What I also found interesting in the visualization, and what I didn't expect to be able to see going into this practicum, was the relative distance between the different targets. I believe targets that are closer together are more often targeted by the same agencies, because the network connections are orignating from similar sources (or agencies). So I think our Cytoscape visualizations also tell us that to some degree, there seems to be a group of agencies that is targeting minorities more than they are whites, which in both visualizations seem to be a bit separated from the minority targets, which seem more clustered together.

As for the main differences I noticed across years, it seems that the concentration of the circular lines increases for Blacks and Hispanics, and decreases around whites, in 2016 compared to 2015. In other words, the 2016 visualization seems to be indicative of racialized police brutality to a greater degree. Also, I noticed that the Asian/Pacific Islander appeared to move closer to the Hispanic/Latinos ellipse in 2016 rather than 2015, and while I am not sure if we can confidently draw a conclusion from this, I think the idea that particular minority groups are more closely linked and targeted by particular agencies could be an interesting one to explore.

What I found a bit confusing or hard to discern in Cytoscape was whether the singular blue sources that appear more toward the edge of the visualization are truly indicating that this agency was only associated with one fatality. I believe this should be the case, but when I searched "flagstaff," which appeared to only be linked to the Native American target, there was also an additional source not connected to this one that only linked to the white target. I wonder if these is due to the fact that there are two different police departmetns both named flagstaff - but then I wonder how, based on our data, Cytoscape knew that these were different agencies. If these really are the same agency, wouldn't it have been more helpful for the connections to Native American and White to have come from the same source/blue circle?

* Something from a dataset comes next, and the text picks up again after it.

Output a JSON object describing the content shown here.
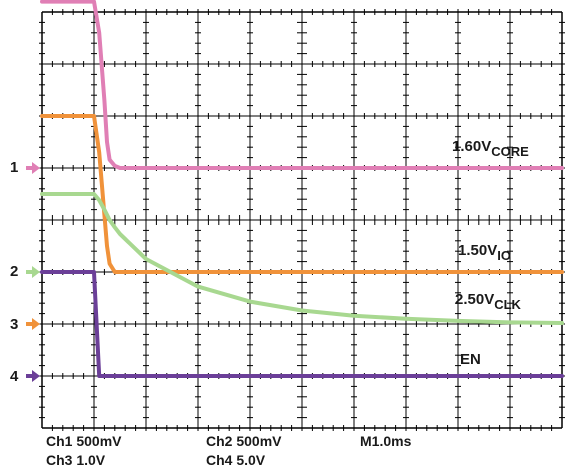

I also see a couple of the parallels between how we used Cytoscape in this practicum and how my project team is using Voyant for our final project. We have been using Voyant as a tool to expose us to deeper levels of close analysis that we would not otherwise have explored without the tool. In other words, we are using Voyant as a tool that informs our close analysis, rather than a tool that can independently produce all of the analysis we need. After playing around in Cytoscape, I feel that a similar point can be made about these network analyses. The visualizations can pique our interest in certain trends, but they do not allow us to immediately draw conclusions with a high degree of certianty. Rather, they can make us ask questions that we then go back to the data to verify whether these trends really exist.


1 comment

Hi Fiona, Yes to so many of the thoughts and questions in your pose. I want to quickly try to answer your question about interpreting the distance between nodes. The short answer is I don't know if we can hypothesize about the relationship between "Asian/Pacific Islander" being closer to the "Hispanic/Latinos" ellipse in 2016 rather than 2015, as you suggest we look into. It's a great question! I did some research on this in the Cytoscape documentation to help answer your question, but I came up empty. Each different kind of layout has a unique way of treating or moving its nodes in relation to edge length. We used a "force-directed" layout, though there are others. See the documentation description here: I cannot find documentation that answers your question about the length of the edge having a readable meaning out of the box, that is, without manipulating the edge data. You can weight the length of the edge based on other node data, but I don't know if it loads pre-weighted based on any specific criteria. I do find Cytoscape documentation lacking at times!